A canção faz parte de outras compilações de canções religiosas de diferentes denominações. O principal argumento contrário é que ela contém declarações “teologicamente questionáveis”. A letra diz que devemos caminhar sozinhos pelo vale, o que contraria a afirmação dos Evangelhos que Jesus estaria sempre com seus seguidores. Foram cerca de três anos e meio de debates entre os membros da comissão, que optou por deixar essa e outras músicas de fora da versão final do hinário que será publicado ainda em 2013.
Os debates teológicos foram mais incisivos quando foi sugerida a inclusão da música “In Christ Alone” [Somente em Cristo]. Composta por Keith Getty e Stuart Townend em 2001, a segunda estrofe diz “Naquela cruz onde Jesus morreu/ A ira de Deus foi satisfeita”. No processo de revisão teológica, a opção foi adotar os termos “Naquela cruz onde Jesus morreu/ O amor de Deus foi magnificado”. Como eles não tinham autorização dos autores para mudar a letra, acabaram deixando-a de fora.
Como um hinário não é a expressão da perspectiva de um grupo, mas uma coleção para ser usado por muitas igrejas da mesma denominação. Eis que se apresenta uma “guerra de argumentos” pela consciência de que a seleção de músicas do culto participa de forma direta na formação da fé dos congregados.
A comissão dos presbiterianos encontrou barreira no uso de termos como “soldados de Cristo” e “Rei dos céus” em vários hinos antigos. Optaram por investir na chamada “neutralidade de gênero”, que vai contra muitas tradições cristãs. Uma das músicas que gerou mais conflito foi “Be Thou My Vision” [Seja minha visão], que diz “Seja meu Grande Pai e eu, Teu verdadeiro filho”.

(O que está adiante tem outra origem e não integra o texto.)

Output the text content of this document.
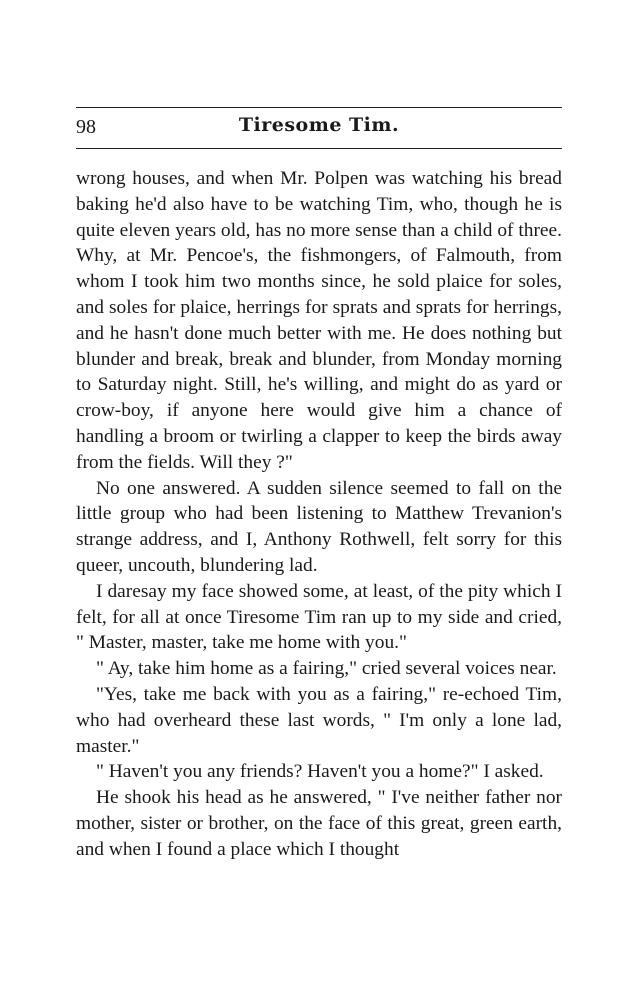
98	Tiresome Tim.

wrong houses, and when Mr. Polpen was watching his bread baking he'd also have to be watching Tim, who, though he is quite eleven years old, has no more sense than a child of three. Why, at Mr. Pencoe's, the fishmongers, of Falmouth, from whom I took him two months since, he sold plaice for soles, and soles for plaice, herrings for sprats and sprats for herrings, and he hasn't done much better with me. He does nothing but blunder and break, break and blunder, from Monday morning to Saturday night. Still, he's willing, and might do as yard or crow-boy, if anyone here would give him a chance of handling a broom or twirling a clapper to keep the birds away from the fields. Will they ?"

No one answered. A sudden silence seemed to fall on the little group who had been listening to Matthew Trevanion's strange address, and I, Anthony Rothwell, felt sorry for this queer, uncouth, blundering lad.

I daresay my face showed some, at least, of the pity which I felt, for all at once Tiresome Tim ran up to my side and cried, " Master, master, take me home with you."

" Ay, take him home as a fairing," cried several voices near.

"Yes, take me back with you as a fairing," re-echoed Tim, who had overheard these last words, " I'm only a lone lad, master."

" Haven't you any friends? Haven't you a home?" I asked.

He shook his head as he answered, " I've neither father nor mother, sister or brother, on the face of this great, green earth, and when I found a place which I thought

Isso se traduz em uma dificuldade, pois segundo a comissão da PCUSA, a “linguagem expansiva mostra que o Deus que nos conhece tão graciosa e intimamente, na história da salvação é, ao mesmo tempo, totalmente outro e está além do gênero. Portanto, os textos refletem uma preferência em evitar o uso de pronomes masculinos para Deus… O objetivo é oferecer uma coleção em que os hinos tradicionais e músicas que porventura possam se referir a Deus como “Pai”, “Rei” e “Senhor”, são contrabalançadas por outras mais neutras ou expansivas em sua referência a Deus”. Sem desprezar a questão homem/mulher ao se referir aos fieis.
Longe de ser um dilema apenas da Igreja Presbiteriana, o professor Timothy George, diretor do curso de Teologia da Universidade de Samford, assevera que tal liberalidade teológica pode abrir um perigoso precedente. George acredita que tratar a ira de Deus como um tabu, seja em sermões ou hinos, é a perpetuação de uma antiga heresia do primeiro século. Mostraria um Deus que é apenas amor, que extingue as chamas do inferno pois não há condenação.

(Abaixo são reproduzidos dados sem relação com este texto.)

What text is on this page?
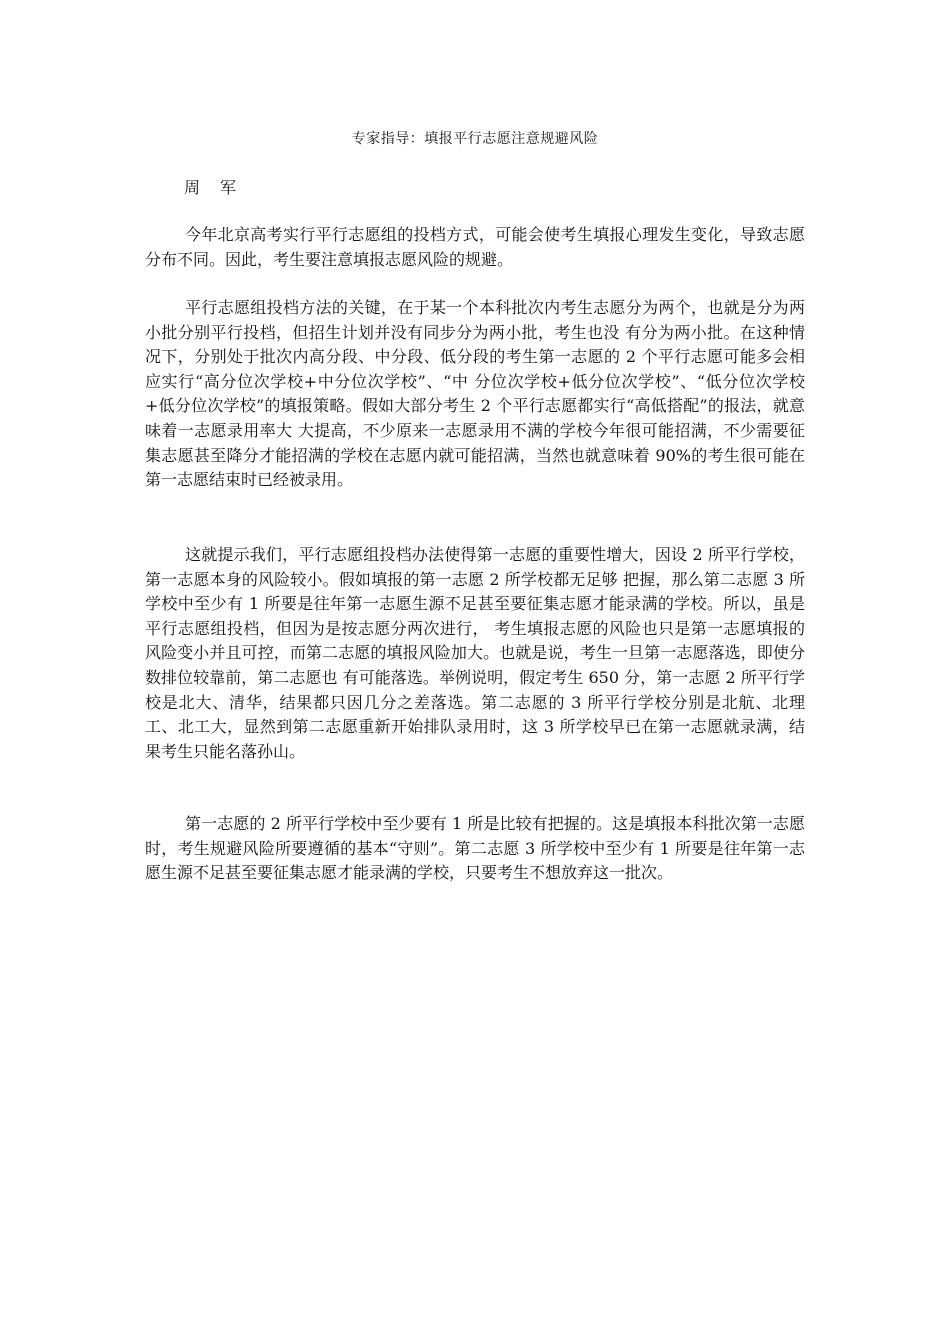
专家指导：填报平行志愿注意规避风险
周军

今年北京高考实行平行志愿组的投档方式，可能会使考生填报心理发生变化，导致志愿分布不同。因此，考生要注意填报志愿风险的规避。

平行志愿组投档方法的关键，在于某一个本科批次内考生志愿分为两个，也就是分为两小批分别平行投档，但招生计划并没有同步分为两小批，考生也没 有分为两小批。在这种情况下，分别处于批次内高分段、中分段、低分段的考生第一志愿的 2 个平行志愿可能多会相应实行“高分位次学校+中分位次学校”、“中 分位次学校+低分位次学校”、“低分位次学校+低分位次学校”的填报策略。假如大部分考生 2 个平行志愿都实行“高低搭配”的报法，就意味着一志愿录用率大 大提高，不少原来一志愿录用不满的学校今年很可能招满，不少需要征集志愿甚至降分才能招满的学校在志愿内就可能招满，当然也就意味着 90%的考生很可能在 第一志愿结束时已经被录用。

这就提示我们，平行志愿组投档办法使得第一志愿的重要性增大，因设 2 所平行学校，第一志愿本身的风险较小。假如填报的第一志愿 2 所学校都无足够 把握，那么第二志愿 3 所学校中至少有 1 所要是往年第一志愿生源不足甚至要征集志愿才能录满的学校。所以，虽是平行志愿组投档，但因为是按志愿分两次进行， 考生填报志愿的风险也只是第一志愿填报的风险变小并且可控，而第二志愿的填报风险加大。也就是说，考生一旦第一志愿落选，即使分数排位较靠前，第二志愿也 有可能落选。举例说明，假定考生 650 分，第一志愿 2 所平行学校是北大、清华，结果都只因几分之差落选。第二志愿的 3 所平行学校分别是北航、北理工、北工大，显然到第二志愿重新开始排队录用时，这 3 所学校早已在第一志愿就录满，结果考生只能名落孙山。

第一志愿的 2 所平行学校中至少要有 1 所是比较有把握的。这是填报本科批次第一志愿时，考生规避风险所要遵循的基本“守则”。第二志愿 3 所学校中至少有 1 所要是往年第一志愿生源不足甚至要征集志愿才能录满的学校，只要考生不想放弃这一批次。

Contudo, a justiça de Deus só pôde ser satisfeita pelo sacrifício expiatório de Cristo, que revela ao mesmo tempo a ira e o amor divino.
Já o doutor Denny Burk, professor de estudos bíblicos da Universidade Boyce acrescenta que o liberalismo teológico invadiu as músicas cristãs, tendo consequências teológicas profundas.
Esse tipo de mudança não é novo. O hinário da Igreja Anglicana Episcopal, modificado em 1982, eliminou o uso de termos masculinos para se referir a Deus como Pai, Filho e Espírito Santo. Eles o substituíram por termos mais “inclusivos”, como Criador e Redentor. Termos considerados “militaristas” como soldados, batalha e exército, foram eliminados também. Não por acaso, a Igreja Anglicana vive nas últimas décadas uma grande crise, que atingiu seu ápice com o reconhecimento da ordenação de pastores homossexuais e transgêneros.